Crisi, consumi ancora giù
Si tagliano anche i farmaci

Nel primo semestre 2013 le vendite al dettaglio sono calate del 3% rispetto allo stesso periodo 2012. Lo comunica l'Istat che registra a giugno un calo dello 0,2% sul mese precedente e del 3% sul 2012. Calano anche i farmaci.

Nel primo semestre 2013 le vendite al dettaglio sono calate del 3% rispetto allo stesso periodo 2012. Lo comunica l'Istat che registra a giugno un calo dello 0,2% sul mese precedente e del 3% sul 2012. Si tratta della dodicesima flessione tendenziale consecutiva. A maggio le vendite erano aumentate dello 0,1% su aprile. In particolare, la diminuzione a giugno è stata particolarmente accentuata nei piccoli negozi (-3,6% su anno) come nella grande distribuzione (-2,3%) e anche nei discount (-1,3%).

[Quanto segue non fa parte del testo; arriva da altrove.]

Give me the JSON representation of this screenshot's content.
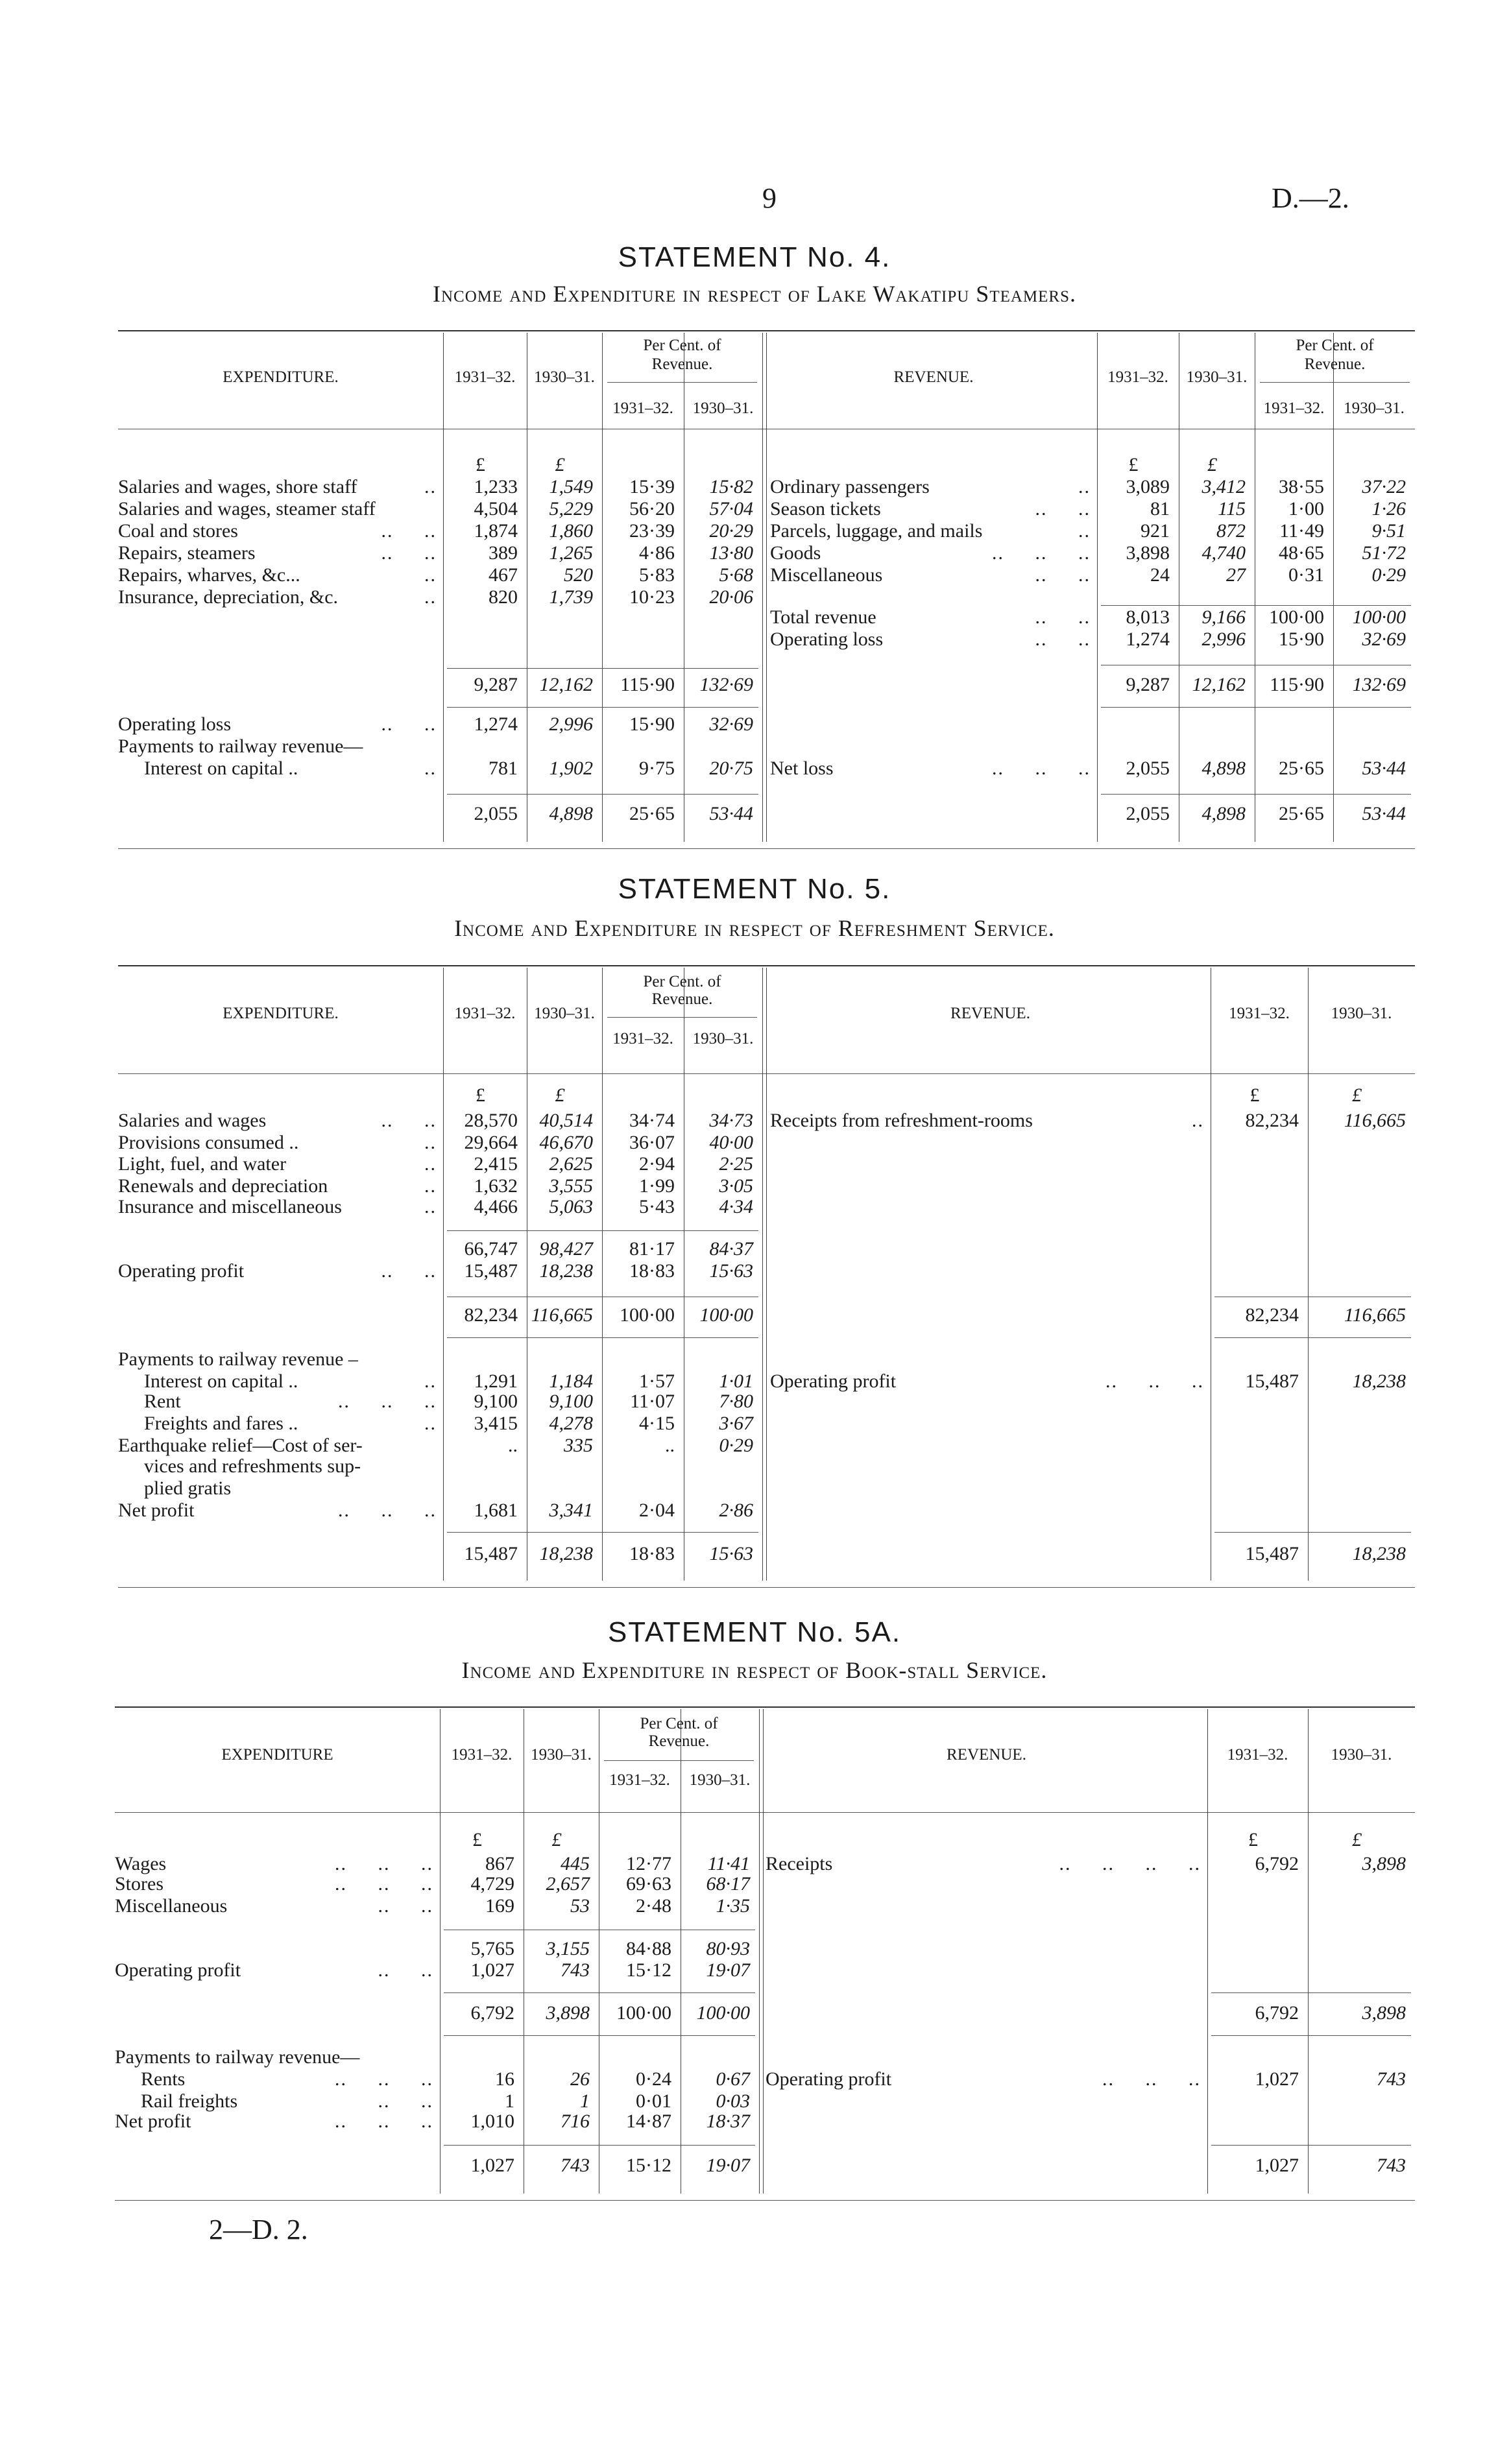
{
  "page": {
    "number": "9",
    "ref": "D.—2.",
    "footer": "2—D. 2."
  },
  "statements": [
    {
      "title": "STATEMENT No. 4.",
      "subtitle": "Income and Expenditure in respect of Lake Wakatipu Steamers.",
      "left": {
        "heading": "EXPENDITURE.",
        "years": [
          "1931–32.",
          "1930–31."
        ],
        "percent_heading": [
          "Per Cent. of",
          "Revenue."
        ],
        "percent_years": [
          "1931–32.",
          "1930–31."
        ],
        "rows": [
          {
            "label": "",
            "leader": "",
            "values": [
              "£",
              "£",
              "",
              ""
            ]
          },
          {
            "label": "Salaries and wages, shore staff",
            "leader": "..",
            "values": [
              "1,233",
              "1,549",
              "15·39",
              "15·82"
            ]
          },
          {
            "label": "Salaries and wages, steamer staff",
            "leader": "",
            "values": [
              "4,504",
              "5,229",
              "56·20",
              "57·04"
            ]
          },
          {
            "label": "Coal and stores",
            "leader": "..     ..",
            "values": [
              "1,874",
              "1,860",
              "23·39",
              "20·29"
            ]
          },
          {
            "label": "Repairs, steamers",
            "leader": "..     ..",
            "values": [
              "389",
              "1,265",
              "4·86",
              "13·80"
            ]
          },
          {
            "label": "Repairs, wharves, &c...",
            "leader": "..",
            "values": [
              "467",
              "520",
              "5·83",
              "5·68"
            ]
          },
          {
            "label": "Insurance, depreciation, &c.",
            "leader": "..",
            "values": [
              "820",
              "1,739",
              "10·23",
              "20·06"
            ]
          },
          {
            "label": "",
            "leader": "",
            "values": [
              "9,287",
              "12,162",
              "115·90",
              "132·69"
            ]
          },
          {
            "label": "Operating loss",
            "leader": "..     ..",
            "values": [
              "1,274",
              "2,996",
              "15·90",
              "32·69"
            ]
          },
          {
            "label": "Payments to railway revenue—",
            "leader": "",
            "values": [
              "",
              "",
              "",
              ""
            ]
          },
          {
            "label": "Interest on capital ..",
            "leader": "..",
            "indent": true,
            "values": [
              "781",
              "1,902",
              "9·75",
              "20·75"
            ]
          },
          {
            "label": "",
            "leader": "",
            "values": [
              "2,055",
              "4,898",
              "25·65",
              "53·44"
            ]
          }
        ]
      },
      "right": {
        "heading": "REVENUE.",
        "years": [
          "1931–32.",
          "1930–31."
        ],
        "percent_heading": [
          "Per Cent. of",
          "Revenue."
        ],
        "percent_years": [
          "1931–32.",
          "1930–31."
        ],
        "rows": [
          {
            "label": "",
            "leader": "",
            "values": [
              "£",
              "£",
              "",
              ""
            ]
          },
          {
            "label": "Ordinary passengers",
            "leader": "..",
            "values": [
              "3,089",
              "3,412",
              "38·55",
              "37·22"
            ]
          },
          {
            "label": "Season tickets",
            "leader": "..     ..",
            "values": [
              "81",
              "115",
              "1·00",
              "1·26"
            ]
          },
          {
            "label": "Parcels, luggage, and mails",
            "leader": "..",
            "values": [
              "921",
              "872",
              "11·49",
              "9·51"
            ]
          },
          {
            "label": "Goods",
            "leader": "..     ..     ..",
            "values": [
              "3,898",
              "4,740",
              "48·65",
              "51·72"
            ]
          },
          {
            "label": "Miscellaneous",
            "leader": "..     ..",
            "values": [
              "24",
              "27",
              "0·31",
              "0·29"
            ]
          },
          {
            "label": "Total revenue",
            "leader": "..     ..",
            "values": [
              "8,013",
              "9,166",
              "100·00",
              "100·00"
            ]
          },
          {
            "label": "Operating loss",
            "leader": "..     ..",
            "values": [
              "1,274",
              "2,996",
              "15·90",
              "32·69"
            ]
          },
          {
            "label": "",
            "leader": "",
            "values": [
              "9,287",
              "12,162",
              "115·90",
              "132·69"
            ]
          },
          {
            "label": "Net loss",
            "leader": "..     ..     ..",
            "values": [
              "2,055",
              "4,898",
              "25·65",
              "53·44"
            ]
          },
          {
            "label": "",
            "leader": "",
            "values": [
              "2,055",
              "4,898",
              "25·65",
              "53·44"
            ]
          }
        ]
      }
    },
    {
      "title": "STATEMENT No. 5.",
      "subtitle": "Income and Expenditure in respect of Refreshment Service.",
      "left": {
        "heading": "EXPENDITURE.",
        "years": [
          "1931–32.",
          "1930–31."
        ],
        "percent_heading": [
          "Per Cent. of",
          "Revenue."
        ],
        "percent_years": [
          "1931–32.",
          "1930–31."
        ],
        "rows": [
          {
            "label": "",
            "leader": "",
            "values": [
              "£",
              "£",
              "",
              ""
            ]
          },
          {
            "label": "Salaries and wages",
            "leader": "..     ..",
            "values": [
              "28,570",
              "40,514",
              "34·74",
              "34·73"
            ]
          },
          {
            "label": "Provisions consumed ..",
            "leader": "..",
            "values": [
              "29,664",
              "46,670",
              "36·07",
              "40·00"
            ]
          },
          {
            "label": "Light, fuel, and water",
            "leader": "..",
            "values": [
              "2,415",
              "2,625",
              "2·94",
              "2·25"
            ]
          },
          {
            "label": "Renewals and depreciation",
            "leader": "..",
            "values": [
              "1,632",
              "3,555",
              "1·99",
              "3·05"
            ]
          },
          {
            "label": "Insurance and miscellaneous",
            "leader": "..",
            "values": [
              "4,466",
              "5,063",
              "5·43",
              "4·34"
            ]
          },
          {
            "label": "",
            "leader": "",
            "values": [
              "66,747",
              "98,427",
              "81·17",
              "84·37"
            ]
          },
          {
            "label": "Operating profit",
            "leader": "..     ..",
            "values": [
              "15,487",
              "18,238",
              "18·83",
              "15·63"
            ]
          },
          {
            "label": "",
            "leader": "",
            "values": [
              "82,234",
              "116,665",
              "100·00",
              "100·00"
            ]
          },
          {
            "label": "Payments to railway revenue –",
            "leader": "",
            "values": [
              "",
              "",
              "",
              ""
            ]
          },
          {
            "label": "Interest on capital ..",
            "leader": "..",
            "indent": true,
            "values": [
              "1,291",
              "1,184",
              "1·57",
              "1·01"
            ]
          },
          {
            "label": "Rent",
            "leader": "..     ..     ..",
            "indent": true,
            "values": [
              "9,100",
              "9,100",
              "11·07",
              "7·80"
            ]
          },
          {
            "label": "Freights and fares ..",
            "leader": "..",
            "indent": true,
            "values": [
              "3,415",
              "4,278",
              "4·15",
              "3·67"
            ]
          },
          {
            "label": "Earthquake relief—Cost of ser-",
            "leader": "",
            "values": [
              "..",
              "335",
              "..",
              "0·29"
            ]
          },
          {
            "label": "vices and refreshments sup-",
            "leader": "",
            "indent": true,
            "values": [
              "",
              "",
              "",
              ""
            ]
          },
          {
            "label": "plied gratis",
            "leader": "",
            "indent": true,
            "values": [
              "",
              "",
              "",
              ""
            ]
          },
          {
            "label": "Net profit",
            "leader": "..     ..     ..",
            "values": [
              "1,681",
              "3,341",
              "2·04",
              "2·86"
            ]
          },
          {
            "label": "",
            "leader": "",
            "values": [
              "15,487",
              "18,238",
              "18·83",
              "15·63"
            ]
          }
        ]
      },
      "right": {
        "heading": "REVENUE.",
        "years": [
          "1931–32.",
          "1930–31."
        ],
        "rows": [
          {
            "label": "",
            "leader": "",
            "values": [
              "£",
              "£"
            ]
          },
          {
            "label": "Receipts from refreshment-rooms",
            "leader": "..",
            "values": [
              "82,234",
              "116,665"
            ]
          },
          {
            "label": "",
            "leader": "",
            "values": [
              "82,234",
              "116,665"
            ]
          },
          {
            "label": "Operating profit",
            "leader": "..     ..     ..",
            "values": [
              "15,487",
              "18,238"
            ]
          },
          {
            "label": "",
            "leader": "",
            "values": [
              "15,487",
              "18,238"
            ]
          }
        ]
      }
    },
    {
      "title": "STATEMENT No. 5A.",
      "subtitle": "Income and Expenditure in respect of Book-stall Service.",
      "left": {
        "heading": "EXPENDITURE",
        "years": [
          "1931–32.",
          "1930–31."
        ],
        "percent_heading": [
          "Per Cent. of",
          "Revenue."
        ],
        "percent_years": [
          "1931–32.",
          "1930–31."
        ],
        "rows": [
          {
            "label": "",
            "leader": "",
            "values": [
              "£",
              "£",
              "",
              ""
            ]
          },
          {
            "label": "Wages",
            "leader": "..     ..     ..",
            "values": [
              "867",
              "445",
              "12·77",
              "11·41"
            ]
          },
          {
            "label": "Stores",
            "leader": "..     ..     ..",
            "values": [
              "4,729",
              "2,657",
              "69·63",
              "68·17"
            ]
          },
          {
            "label": "Miscellaneous",
            "leader": "..     ..",
            "values": [
              "169",
              "53",
              "2·48",
              "1·35"
            ]
          },
          {
            "label": "",
            "leader": "",
            "values": [
              "5,765",
              "3,155",
              "84·88",
              "80·93"
            ]
          },
          {
            "label": "Operating profit",
            "leader": "..     ..",
            "values": [
              "1,027",
              "743",
              "15·12",
              "19·07"
            ]
          },
          {
            "label": "",
            "leader": "",
            "values": [
              "6,792",
              "3,898",
              "100·00",
              "100·00"
            ]
          },
          {
            "label": "Payments to railway revenue—",
            "leader": "",
            "values": [
              "",
              "",
              "",
              ""
            ]
          },
          {
            "label": "Rents",
            "leader": "..     ..     ..",
            "indent": true,
            "values": [
              "16",
              "26",
              "0·24",
              "0·67"
            ]
          },
          {
            "label": "Rail freights",
            "leader": "..     ..",
            "indent": true,
            "values": [
              "1",
              "1",
              "0·01",
              "0·03"
            ]
          },
          {
            "label": "Net profit",
            "leader": "..     ..     ..",
            "values": [
              "1,010",
              "716",
              "14·87",
              "18·37"
            ]
          },
          {
            "label": "",
            "leader": "",
            "values": [
              "1,027",
              "743",
              "15·12",
              "19·07"
            ]
          }
        ]
      },
      "right": {
        "heading": "REVENUE.",
        "years": [
          "1931–32.",
          "1930–31."
        ],
        "rows": [
          {
            "label": "",
            "leader": "",
            "values": [
              "£",
              "£"
            ]
          },
          {
            "label": "Receipts",
            "leader": "..     ..     ..     ..",
            "values": [
              "6,792",
              "3,898"
            ]
          },
          {
            "label": "",
            "leader": "",
            "values": [
              "6,792",
              "3,898"
            ]
          },
          {
            "label": "Operating profit",
            "leader": "..     ..     ..",
            "values": [
              "1,027",
              "743"
            ]
          },
          {
            "label": "",
            "leader": "",
            "values": [
              "1,027",
              "743"
            ]
          }
        ]
      }
    }
  ]
}
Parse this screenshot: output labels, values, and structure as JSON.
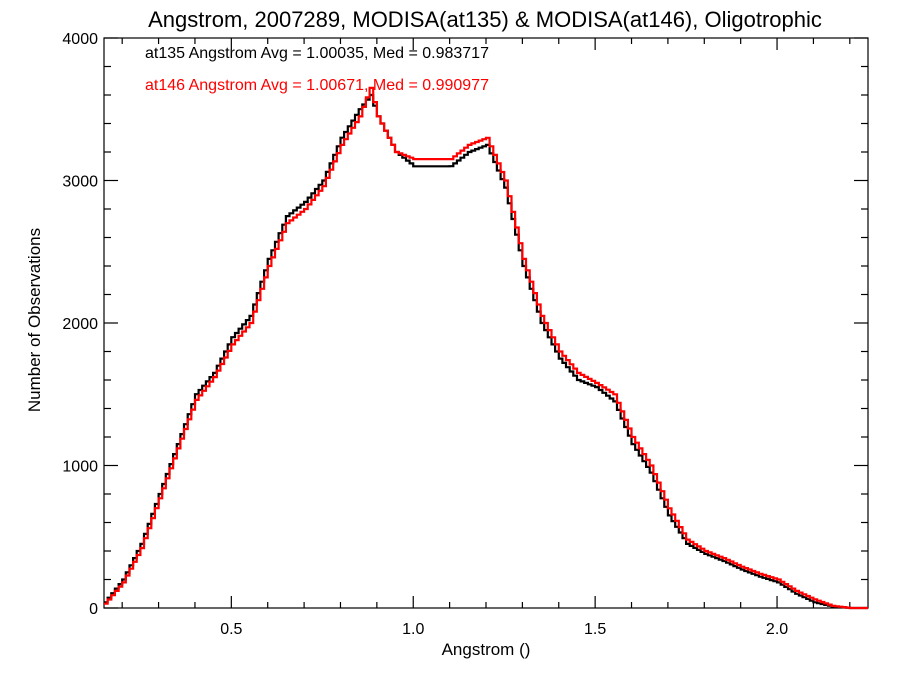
{
  "chart_data": {
    "type": "line",
    "title": "Angstrom, 2007289, MODISA(at135) & MODISA(at146), Oligotrophic",
    "xlabel": "Angstrom ()",
    "ylabel": "Number of Observations",
    "xlim": [
      0.15,
      2.25
    ],
    "ylim": [
      0,
      4000
    ],
    "xticks": [
      0.5,
      1.0,
      1.5,
      2.0
    ],
    "xtick_labels": [
      "0.5",
      "1.0",
      "1.5",
      "2.0"
    ],
    "yticks": [
      0,
      1000,
      2000,
      3000,
      4000
    ],
    "ytick_labels": [
      "0",
      "1000",
      "2000",
      "3000",
      "4000"
    ],
    "grid": false,
    "legend_placement": "top-left",
    "series": [
      {
        "color": "#000000",
        "stats_text": "at135 Angstrom Avg = 1.00035, Med = 0.983717",
        "x": [
          0.15,
          0.2,
          0.25,
          0.3,
          0.35,
          0.4,
          0.45,
          0.5,
          0.55,
          0.6,
          0.65,
          0.7,
          0.75,
          0.8,
          0.85,
          0.88,
          0.9,
          0.95,
          1.0,
          1.05,
          1.1,
          1.15,
          1.2,
          1.25,
          1.3,
          1.35,
          1.4,
          1.45,
          1.5,
          1.55,
          1.6,
          1.65,
          1.7,
          1.75,
          1.8,
          1.85,
          1.9,
          1.95,
          2.0,
          2.05,
          2.1,
          2.15,
          2.2,
          2.25
        ],
        "y": [
          40,
          200,
          450,
          800,
          1150,
          1500,
          1650,
          1900,
          2050,
          2450,
          2750,
          2850,
          3000,
          3300,
          3500,
          3600,
          3450,
          3200,
          3100,
          3100,
          3100,
          3200,
          3250,
          2950,
          2400,
          2000,
          1750,
          1600,
          1550,
          1450,
          1150,
          950,
          650,
          450,
          380,
          330,
          270,
          220,
          180,
          100,
          40,
          10,
          0,
          0
        ]
      },
      {
        "color": "#ff0000",
        "stats_text": "at146 Angstrom Avg = 1.00671, Med = 0.990977",
        "x": [
          0.15,
          0.2,
          0.25,
          0.3,
          0.35,
          0.4,
          0.45,
          0.5,
          0.55,
          0.6,
          0.65,
          0.7,
          0.75,
          0.8,
          0.85,
          0.88,
          0.9,
          0.95,
          1.0,
          1.05,
          1.1,
          1.15,
          1.2,
          1.25,
          1.3,
          1.35,
          1.4,
          1.45,
          1.5,
          1.55,
          1.6,
          1.65,
          1.7,
          1.75,
          1.8,
          1.85,
          1.9,
          1.95,
          2.0,
          2.05,
          2.1,
          2.15,
          2.2,
          2.25
        ],
        "y": [
          30,
          180,
          420,
          770,
          1120,
          1460,
          1620,
          1850,
          2000,
          2400,
          2700,
          2800,
          2960,
          3250,
          3450,
          3650,
          3450,
          3200,
          3150,
          3150,
          3150,
          3250,
          3300,
          3000,
          2450,
          2050,
          1800,
          1650,
          1580,
          1500,
          1200,
          1000,
          700,
          480,
          400,
          350,
          290,
          240,
          200,
          120,
          60,
          15,
          0,
          0
        ]
      }
    ]
  }
}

Resistono solo le grandi superfici specializzate in una tipologia unica o prevalente di prodotti non alimentari (+0,4%). Le flessioni maggiori degli acquisti si registrano per gli elettrodomestici (-5,9%) e i prodotti farmaceutici (-4,6%). Resistono meglio, invece, i gruppi di prodotti di utensileria per la casa e ferramenta (-0,6%) e le dotazioni per l'informatica, telecomunicazioni e telefonia (-1,3%). L'allarme è generale. Per le associazioni dei consumatori «si conferma l'ennesimo calo delle vendite al dettaglio che porta la contrazione dei consumi nel biennio 2012-2013 a toccare il record del -7,8%», pari a 56 miliardi, affermano Federconsumatori e Adusbef chiedendo al governo di intervenire subito su Imu e Iva. Per Coldiretti «con i dati negativi delle vendite a giugno la crisi tocca il fondo e fa registrare il peggior semestre degli ultimi anni. Cala la spesa anche per l'acquisto nei discount alimentari (-1,3%) anche se il tonfo più pesante in assoluto (tra alimentari e non) si è verificato per i piccoli negozi alimentari (-4,5%)».

«La diminuzione registrata nel mese di giugno segnala come i deboli e ancora incerti segnali di ripresa dell'economia rilevati nei periodi più recenti non abbiano prodotto alcun effetto sui consumi delle famiglie», è il commento dell'Ufficio studi Confcommercio. «Nel primo semestre - prosegue la nota - le vendite si sono ridotte del 3% rispetto allo scorso anno, dato che ha portato a una flessione dei volumi acquistati del 4,4% rispetto a quanto rilevato nel periodo tra gennaio e giugno del 2012. Rimane, dunque, prioritario e imprescindibile evitare definitivamente l'aumento dell'Iva dal 21 al 22% e sarebbe, peraltro, impensabile ricorrere a tale aumento per cercare le risorse necessarie all'eliminazione dell'Imu». Confcommercio conclude quasi con un appello: «C'è bisogno di tutto fuorché di un aumento dell'imposizione fiscale sulle vendite. L'aumento dell'Iva stroncherebbe sul nascere qualsiasi possibilità di un miglioramento dei consumi e frenerebbe il conseguente consolidamento del quadro economico del Paese».